As the people on Manus Island prepared to see in the New Year, drunken immigration officials and police beat up asylum seekers who were then taken into police custody and denied food and medical treatment. PNG politician Ronny Knight responded by tweeting “They deserved what they got”.
Barely a week earlier Faysal Ishak Ahmed, a Somali asylum seeker in Manus Island detention centre, died on Christmas Eve after months of being denied adequate medical treatment.
Meanwhile, bureaucratic hurdles continue to delay a court case that will determine the future of the Manus Island detention centre. The centre was found last year to be in breach of Papua New Guinea's constitution .
And no one is closer to being resettled or given citizenship in the United States. The refugee deal is showing its true colours as a political tool and not a “solution”.
Welcome to the beginning of the fourth year in offshore detention centres for many refugees and asylum seekers. This year also marks 25 years since the policy of mandatory detention was first introduced in 1992.
Refugees beaten, killed
The beatings of asylum seekers came almost three years after Reza Berati’s murder in February 2014. Berati was beaten to death in an attack on the Manus Island detention centre by guards and local vigilantes.
Many hoped these brutal scenes would lead to an end to offshore detention.
Instead, two local PNG guards were convicted for Berati’s murder, each given jail sentences of five years. Some people have spent longer in detention.
An Australian and a New Zealand guard also accused of involvement in the attack were whisked off Manus Island before they could be charged.
No police officer or guard was charged or detained for the assaults on New Year’s Eve. Authorities have claimed it was the refugees who attacked them — photos of the injuries the refugees sustained suggest otherwise.

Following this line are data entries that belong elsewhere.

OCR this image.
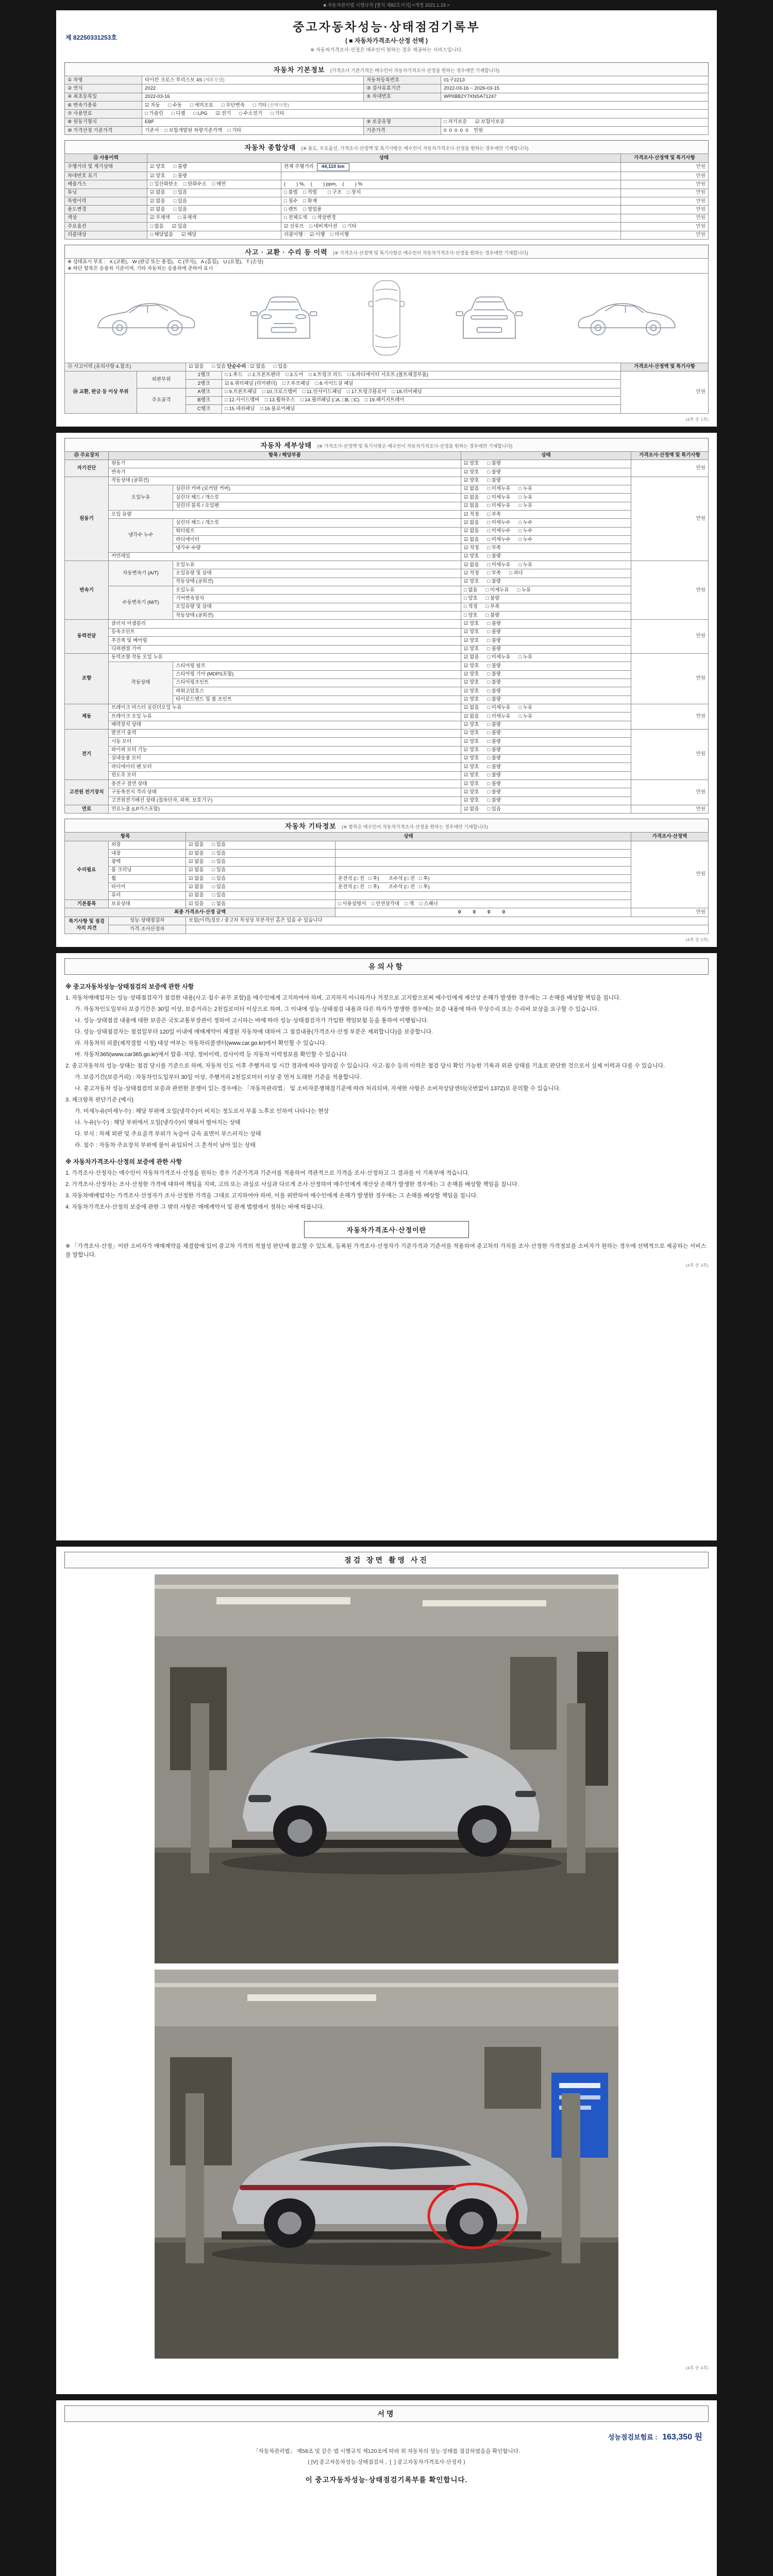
■ 자동차관리법 시행규칙 [별지 제82호서식] <개정 2021.1.19.>
제 82250331253호
중고자동차성능·상태점검기록부
( ■ 자동차가격조사·산정 선택 )
※ 자동차가격조사·산정은 매수인이 원하는 경우 제공하는 서비스입니다.
자동차 기본정보 (가격조사 기준가격은 매수인이 자동차가격조사·산정을 원하는 경우에만 기재합니다)
① 차명	타이칸 크로스 투리스모 4S (세부모델)	자동차등록번호	01구2213
② 연식	2022	③ 검사유효기간	2022-03-16 ~ 2026-03-15
④ 최초등록일	2022-03-16	⑤ 차대번호	WP0BB2Y7XNSA71247
⑥ 변속기종류	☑ 자동      □ 수동      □ 세미오토      □ 무단변속      □ 기타 (선택사항)		
⑦ 사용연료	□ 가솔린      □ 디젤      □ LPG      ☑ 전기      □ 수소전기      □ 기타		
⑧ 원동기형식	EBF	⑨ 보증유형	□ 자가보증      ☑ 보험사보증
⑩ 가격산정 기준가격	기준서 :  □ 보험개발원 차량기준가액    □ 기타	기준가격	0  0  0  0  0    만원
자동차 종합상태 (※ 용도, 주요옵션, 가격조사·산정액 및 특기사항은 매수인이 자동차가격조사·산정을 원하는 경우에만 기재합니다)
⑪ 사용이력	상태		가격조사·산정액 및 특기사항
주행거리 및 계기상태	☑ 양호      □ 불량	현재 주행거리 44,110 km	만원
차대번호 표기	☑ 양호      □ 불량		만원
배출가스	□ 일산화탄소    □ 탄화수소    □ 매연	(        ) %,    (        ) ppm,    (        ) %	만원
튜닝	☑ 없음      □ 있음	□ 불법    □ 적법        □ 구조    □ 장치	만원
특별이력	☑ 없음      □ 있음	□ 침수    □ 화재	만원
용도변경	☑ 없음      □ 있음	□ 렌트    □ 영업용	만원
색상	☑ 무채색      □ 유채색	□ 전체도색    □ 색상변경	만원
주요옵션	□ 없음      ☑ 있음	☑ 선루프    □ 네비게이션    □ 기타	만원
리콜대상	□ 해당없음      ☑ 해당	리콜이행 :   ☑ 이행    □ 미이행	만원
사고 · 교환 · 수리 등 이력 (※ 가격조사·산정액 및 특기사항은 매수인이 자동차가격조사·산정을 원하는 경우에만 기재합니다)
※ 상태표시 부호 :   X (교환),   W (판금 또는 용접),   C (부식),   A (흠집),   U (요철),   T (손상)
※ 하단 항목은 승용차 기준이며, 기타 자동차는 승용차에 준하여 표시				

⑬ 사고이력 (유의사항 4.참조)		☑ 없음      □ 있음 단순수리 : ☑ 없음      □ 있음		가격조사·산정액 및 특기사항
⑭ 교환, 판금 등 이상 부위	외판부위	1랭크	□ 1.후드    □ 2.프론트펜더    □ 3.도어    □ 4.트렁크 리드    □ 5.라디에이터 서포트 (볼트체결부품)	만원
		2랭크	☑ 6.쿼터패널 (리어펜더)    □ 7.루프패널    □ 8.사이드실 패널	
	주요골격	A랭크	□ 9.프론트패널    □ 10.크로스멤버    □ 11.인사이드패널    □ 17.트렁크플로어    □ 18.리어패널	
		B랭크	□ 12.사이드멤버    □ 13.휠하우스    □ 14.필러패널 (□A, □B, □C)    □ 19.패키지트레이	
		C랭크	□ 15.대쉬패널    □ 16.플로어패널	
(4쪽 중 1쪽)
자동차 세부상태 (※ 가격조사·산정액 및 특기사항은 매수인이 자동차가격조사·산정을 원하는 경우에만 기재합니다)
⑮ 주요장치	항목 / 해당부품		상태	가격조사·산정액 및 특기사항
자기진단	원동기		☑ 양호      □ 불량	만원
	변속기		☑ 양호      □ 불량	
원동기	작동상태 (공회전)		☑ 양호      □ 불량	만원
	오일누유	실린더 커버 (로커암 커버)	☑ 없음      □ 미세누유      □ 누유	
		실린더 헤드 / 개스킷	☑ 없음      □ 미세누유      □ 누유	
		실린더 블록 / 오일팬	☑ 없음      □ 미세누유      □ 누유	
	오일 유량		☑ 적정      □ 부족	
	냉각수 누수	실린더 헤드 / 개스킷	☑ 없음      □ 미세누수      □ 누수	
		워터펌프	☑ 없음      □ 미세누수      □ 누수	
		라디에이터	☑ 없음      □ 미세누수      □ 누수	
		냉각수 수량	☑ 적정      □ 부족	
	커먼레일		☑ 양호      □ 불량	
변속기	자동변속기 (A/T)	오일누유	☑ 없음      □ 미세누유      □ 누유	만원
		오일유량 및 상태	☑ 적정      □ 부족      □ 과다	
		작동상태 (공회전)	☑ 양호      □ 불량	
	수동변속기 (M/T)	오일누유	□ 없음      □ 미세누유      □ 누유	
		기어변속장치	□ 양호      □ 불량	
		오일유량 및 상태	□ 적정      □ 부족	
		작동상태 (공회전)	□ 양호      □ 불량	
동력전달	클러치 어셈블리		☑ 양호      □ 불량	만원
	등속조인트		☑ 양호      □ 불량	
	추진축 및 베어링		☑ 양호      □ 불량	
	디퍼렌셜 기어		☑ 양호      □ 불량	
조향	동력조향 작동 오일 누유		☑ 없음      □ 미세누유      □ 누유	만원
	작동상태	스티어링 펌프	☑ 양호      □ 불량	
		스티어링 기어 (MDPS포함)	☑ 양호      □ 불량	
		스티어링조인트	☑ 양호      □ 불량	
		파워고압호스	☑ 양호      □ 불량	
		타이로드엔드 및 볼 조인트	☑ 양호      □ 불량	
제동	브레이크 마스터 실린더오일 누유		☑ 없음      □ 미세누유      □ 누유	만원
	브레이크 오일 누유		☑ 없음      □ 미세누유      □ 누유	
	배력장치 상태		☑ 양호      □ 불량	
전기	발전기 출력		☑ 양호      □ 불량	만원
	시동 모터		☑ 양호      □ 불량	
	와이퍼 모터 기능		☑ 양호      □ 불량	
	실내송풍 모터		☑ 양호      □ 불량	
	라디에이터 팬 모터		☑ 양호      □ 불량	
	윈도우 모터		☑ 양호      □ 불량	
고전원 전기장치	충전구 절연 상태		☑ 양호      □ 불량	만원
	구동축전지 격리 상태		☑ 양호      □ 불량	
	고전원전기배선 상태 (접속단자, 피복, 보호기구)		☑ 양호      □ 불량	
연료	연료누출 (LP가스포함)		☑ 없음      □ 있음	만원
자동차 기타정보 (※ 항목은 매수인이 자동차가격조사·산정을 원하는 경우에만 기재합니다)
항목		상태		가격조사·산정액
수리필요	외장	☑ 없음      □ 있음		만원
	내장	☑ 없음      □ 있음		
	광택	☑ 없음      □ 있음		
	룸 크리닝	☑ 없음      □ 있음		
	휠	☑ 없음      □ 있음	운전석 (□ 전   □ 후)       조수석 (□ 전   □ 후)	
	타이어	☑ 없음      □ 있음	운전석 (□ 전   □ 후)       조수석 (□ 전   □ 후)	
	유리	☑ 없음      □ 있음		
기본품목	보유상태	☑ 있음      □ 없음	□ 사용설명서    □ 안전삼각대    □ 잭    □ 스패너	
최종 가격조사·산정 금액			0  0  0  0	만원
특기사항 및 점검자의 의견	성능·상태점검자	보험(이력)정보 / 중고차 특성상 부분적인 흠은 있을 수 있습니다		
	가격·조사산정자			
(4쪽 중 2쪽)
유의사항
※ 중고자동차성능·상태점검의 보증에 관한 사항

1. 자동차매매업자는 성능·상태점검자가 점검한 내용(사고·침수 유무 포함)을 매수인에게 고지하여야 하며, 고지하지 아니하거나 거짓으로 고지함으로써 매수인에게 재산상 손해가 발생한 경우에는 그 손해를 배상할 책임을 집니다.

가. 자동차인도일부터 보증기간은 30일 이상, 보증거리는 2천킬로미터 이상으로 하며, 그 이내에 성능·상태점검 내용과 다른 하자가 발생한 경우에는 보증 내용에 따라 무상수리 또는 수리비 보상을 요구할 수 있습니다.

나. 성능·상태점검 내용에 대한 보증은 국토교통부장관이 정하여 고시하는 바에 따라 성능·상태점검자가 가입한 책임보험 등을 통하여 이행됩니다.

다. 성능·상태점검자는 점검일부터 120일 이내에 매매계약이 체결된 자동차에 대하여 그 점검내용(가격조사·산정 부분은 제외합니다)을 보증합니다.

라. 자동차의 리콜(제작결함 시정) 대상 여부는 자동차리콜센터(www.car.go.kr)에서 확인할 수 있습니다.

마. 자동차365(www.car365.go.kr)에서 압류·저당, 정비이력, 검사이력 등 자동차 이력정보를 확인할 수 있습니다.

2. 중고자동차의 성능·상태는 점검 당시를 기준으로 하며, 자동차 인도 이후 주행거리 및 시간 경과에 따라 달라질 수 있습니다. 사고·침수 등의 이력은 점검 당시 확인 가능한 기록과 외관 상태를 기초로 판단한 것으로서 실제 이력과 다를 수 있습니다.

가. 보증기간(보증거리) : 자동차인도일부터 30일 이상, 주행거리 2천킬로미터 이상 중 먼저 도래한 기준을 적용합니다.

나. 중고자동차 성능·상태점검의 보증과 관련한 분쟁이 있는 경우에는 「자동차관리법」 및 소비자분쟁해결기준에 따라 처리되며, 자세한 사항은 소비자상담센터(국번없이 1372)로 문의할 수 있습니다.

3. 체크항목 판단기준 (예시)

가. 미세누유(미세누수) : 해당 부위에 오일(냉각수)이 비치는 정도로서 부품 노후로 인하여 나타나는 현상

나. 누유(누수) : 해당 부위에서 오일(냉각수)이 맺혀서 떨어지는 상태

다. 부식 : 차체 외판 및 주요골격 부위가 녹슬어 금속 표면이 부스러지는 상태

라. 침수 : 자동차 주요장치 부위에 물이 유입되어 그 흔적이 남아 있는 상태

※ 자동차가격조사·산정의 보증에 관한 사항

1. 가격조사·산정자는 매수인이 자동차가격조사·산정을 원하는 경우 기준가격과 기준서를 적용하여 객관적으로 가격을 조사·산정하고 그 결과를 이 기록부에 적습니다.

2. 가격조사·산정자는 조사·산정한 가격에 대하여 책임을 지며, 고의 또는 과실로 사실과 다르게 조사·산정하여 매수인에게 재산상 손해가 발생한 경우에는 그 손해를 배상할 책임을 집니다.

3. 자동차매매업자는 가격조사·산정자가 조사·산정한 가격을 그대로 고지하여야 하며, 이를 위반하여 매수인에게 손해가 발생한 경우에는 그 손해를 배상할 책임을 집니다.

4. 자동차가격조사·산정의 보증에 관한 그 밖의 사항은 매매계약서 및 관계 법령에서 정하는 바에 따릅니다.

자동차가격조사·산정이란

※ 「가격조사·산정」이란 소비자가 매매계약을 체결함에 있어 중고차 가격의 적절성 판단에 참고할 수 있도록, 등록된 가격조사·산정자가 기준가격과 기준서를 적용하여 중고차의 가치를 조사·산정한 가격정보를 소비자가 원하는 경우에 선택적으로 제공하는 서비스를 말합니다.

(4쪽 중 3쪽)
점검 장면 촬영 사진
(4쪽 중 4쪽)
서명
성능점검보험료 : 163,350 원

「자동차관리법」 제58조 및 같은 법 시행규칙 제120조에 따라 위 자동차의 성능·상태를 점검하였음을 확인합니다.

( [V] 중고자동차성능·상태점검자 ,  [  ] 중고자동차가격조사·산정자 )

이 중고자동차성능·상태점검기록부를 확인합니다.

Later in the same year that Berati was murdered, another murder of a different kind occurred. Hamid Khazaei died from septicaemia that developed from a small cut.
Subsequent reports have squarely laid the blame on numerous requests for medical treatment being denied by the private contractor International Health and Medical Service (IHMS) and approval for an emergency evacuation by Department of Immigration being delayed until it was too late.
Ahmed’s death was also the result of being denied medical treatment for several months, during which he suffered regular blackouts. More than fifty refugees on Manus Island wrote a letter to the Department of Immigration asking them to provide him with access to medical treatment.
Their deaths are separated by almost three years. Three years of countless reports, testimonials and the most tragic of circumstances detailing how the denial of medical treatment is leading to deaths in detention.
Nothing changed.
Their deaths, like the abusive guards, are not a fault in the system but its purpose.
Mounting pressure
While human rights abuses worsen in detention, the pressure to close them is growing. If offshore detention was winning public support, there would be no need to be bandying about the US refugee deal.
A concerted campaign to reveal the human rights abuses in offshore detention centres, coupled with diverse protests since their introduction, is making them increasingly unpopular.
Crucially, refugees in detention are playing a leading role in this movement through their ongoing protests and constant release of photos, videos and social media updates, often going to great personal risk to get information out of detention.
Benham Satah — who witnessed Berati’s murder — faced death threats in the lead up to testifying in court and was refused a transfer request from PNG.
Despite the huge geographical distance between refugees protesting in detention and activists in Australia, people are constantly finding inventive ways of communicating and collaborating.
It is probably for this reason that the Department of Immigration announced in late last year that it is planning to ban mobile phones in detention centres. This needs to be resisted as it would not just be another attack on freedom of speech; it would also remove a critical support network for many people in detention.
As the government continues to trample human rights, more details of its sinister US refugee deal are coming to light.
People in Manus Island detention centre have been told they need to move to the East Lorengau camp, which is outside the detention centre, to apply for a US visa. This would allow the government to close the centre down and leave the several hundred men on Manus Island.
Manus is a small island where many people live off the sustenance of what they can grow and catch. Its medical services — especially psychological care which many refugees desperately need — are limited and stretched. Manus Island does not have the capacity to cope with resettling the refugees there.
By pursuing this plan, the Australian government is fuelling conflict between refugees and locals. This has already led to violence towards refugees.
There is speculation the government is pursuing this path to remove people from the detention centre before the PNG court case is decided. The case has been consistently stalled by moves such as demands that lawyers obtain more than 700 individually signed applications from people in the detention centre before proceeding further.
The refugees involved in the case are hoping the court’s judgement will order that the men in Manus Island detention centre need to be returned to Australia.
This year marks 25 years since the introduction of mandatory detention: a policy that has rapidly become more horrific and is normalising the inhumane.
It is also coming under more public pressure than ever before, as greater numbers are becoming outraged at the cruelty and getting involved in the refugee rights campaign.
This year started off with more cruelty towards refugees. Let’s end it with the camps closed.